Leçon 4 - Banlieue rouge, l'apogée d'une culture ouvrière (1930-1980)

1.5 Les années noires : de la guerre au stalinisme

La signature du pacte germano-soviétique, l'interdiction du PC et de ses municipalités, les déchirements internes de l'appareil et des élus, n'altèrent pas la stabilité des équilibres électoraux. Aux premières élections d après guerre, les municipales d'avril 1945, le parti communiste, dirigeant seul ou en association avec la SFIO des listes d'Union patriotique de la Résistance, remporte 60 des 80 communes de la Seine, dont 50 élisent un maire communiste. A Argenteuil, une liste unique d ‘Union républicaine et anti fasciste, où le PC est majoritaire devant la SFIO et le MRP, recueille 90 % des suffrages. La guerre froide, la rupture avec la SFIO et l'arrivée du RPF en banlieue écornent sans la modifier l'implantation communiste, qui résiste même à l'assaut lancé par l'UNR aux élections municipales de 1959. Même si, aux législatives de novembre 1958, le PC, qui a perdu 30 % de ses voix au plan national, a connu d'éclatants échecs dans la ceinture rouge, comme la perte de son siège par Mathilde Gabriel Péri dans la circonscription d'Argenteuil-Bezons -Sannois face au candidat UNR .Ces reculs s'expliquent par la poussée gaulliste sur les enjeux nationaux, l'abstention, très rarement un retour vers la SFIO. De la Guerre froide à la V' République, la ceinture rouge se stabilise électoralement. Elle fournît troupes et cadres aux manifestations les plus dures de la Guerre froide.

Exemple

Le 28 mai 1952, quinze à vingt mille personnes, mobilisées par le Parti communiste français, descendent dans la rue à l'occasion de la venue à Paris du général américain Ridgway. Le 28 mai 1952, en pleine période d'activisme stalinien, le PC et la Fédération de la Seine organisent contre la venue à Paris du général Ridgway, commandant suprême en Corée, une manifestation très dure où les militants se rendent armés de manches de pioches, de boulons et de pancartes en fer. Deux mille manifestants de banlieue venus à pied d'Aubervilliers affrontent la police dans le nord de Paris. Au métro Stalingrad, débordée, la police tire , faisant un mort parmi les manifestants, Belaïd Hocine, un ouvrier algérien d'Aubervilliers.

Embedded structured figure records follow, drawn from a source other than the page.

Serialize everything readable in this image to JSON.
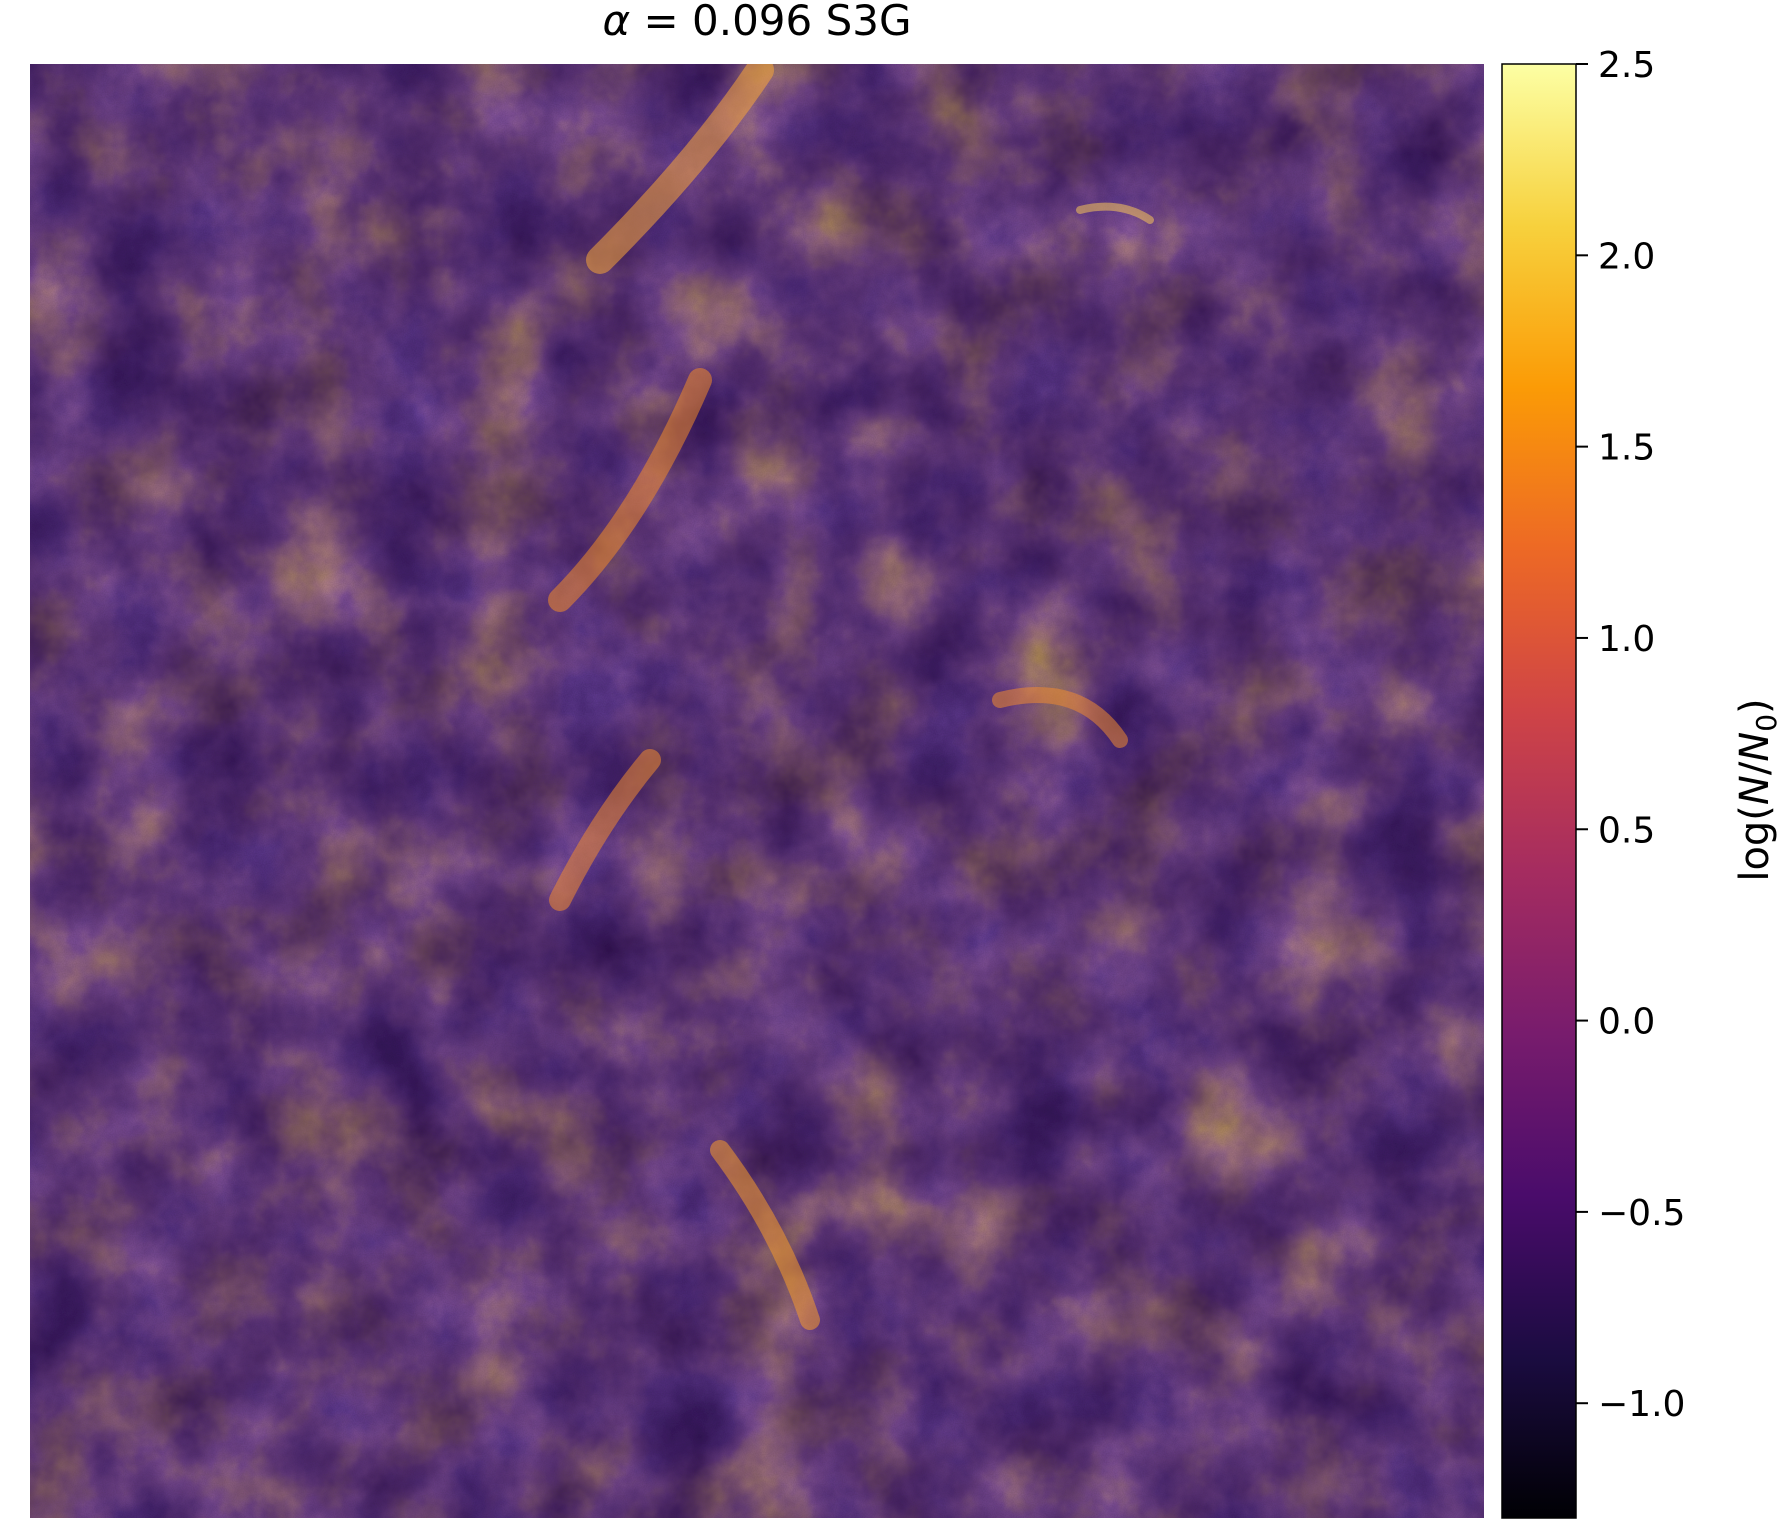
{
  "chart_data": {
    "type": "heatmap",
    "title_greek": "α",
    "title_rest": " = 0.096 S3G",
    "colorbar": {
      "label_prefix": "log(",
      "label_N": "N",
      "label_slash": "/",
      "label_N0": "N",
      "label_sub": "0",
      "label_suffix": ")",
      "colormap": "inferno",
      "range": [
        -1.3,
        2.5
      ],
      "ticks": [
        -1.0,
        -0.5,
        0.0,
        0.5,
        1.0,
        1.5,
        2.0,
        2.5
      ],
      "tick_labels": [
        "−1.0",
        "−0.5",
        "0.0",
        "0.5",
        "1.0",
        "1.5",
        "2.0",
        "2.5"
      ]
    },
    "axes_visible": false,
    "grid": false,
    "image_description_value_range": [
      -1.3,
      2.4
    ]
  },
  "colors": {
    "inferno_stops": [
      "#000004",
      "#1b0c41",
      "#4a0c6b",
      "#781c6d",
      "#a52c60",
      "#cf4446",
      "#ed6925",
      "#fb9b06",
      "#f7d13d",
      "#fcffa4"
    ]
  }
}
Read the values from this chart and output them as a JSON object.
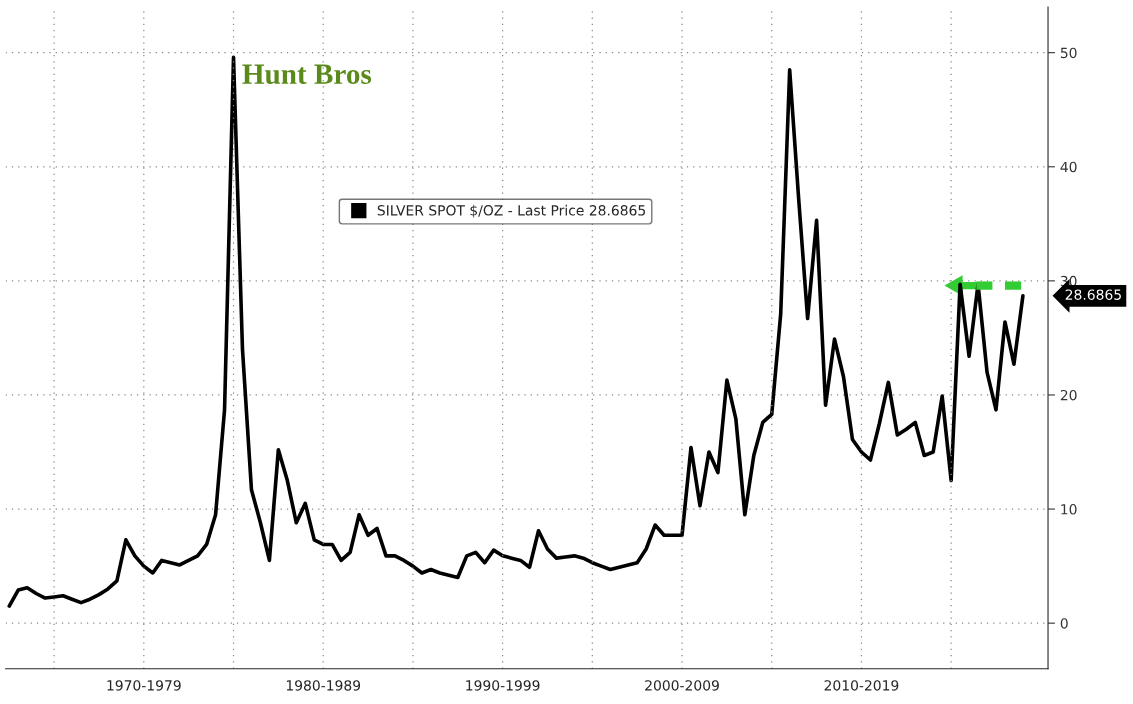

Michel Pigenet , Au cœur de l'activisme communiste des années de guerre froide .La manifestation Ridgway, Paris, L'Harmattan, 1992.

Les élections du 2 janvier 1956 confirment la simplicité sociologique massive du vote communiste parisien. A Paris comme en banlieue existe une corrélation marquée entre vote communiste et pourcentage d'ouvriers dans la population active; de plus les ouvriers votent plus souvent communiste là où ils forment la plus grande partie de la population : à Neuilly, moins de la moitié des ouvriers votent communiste ; à Saint – Denis cette proportion s'élève au moins à 90 %. Pour l'ensemble de la ceinture rouge, les deux tiers des électeurs ouvriers ont voté communiste et les quatre cinquièmes des électeurs communistes appartiennent à la classe ouvrière. Ce vote de classe se fait pour un parti qui s'autoproclame parti de la classe ouvrière.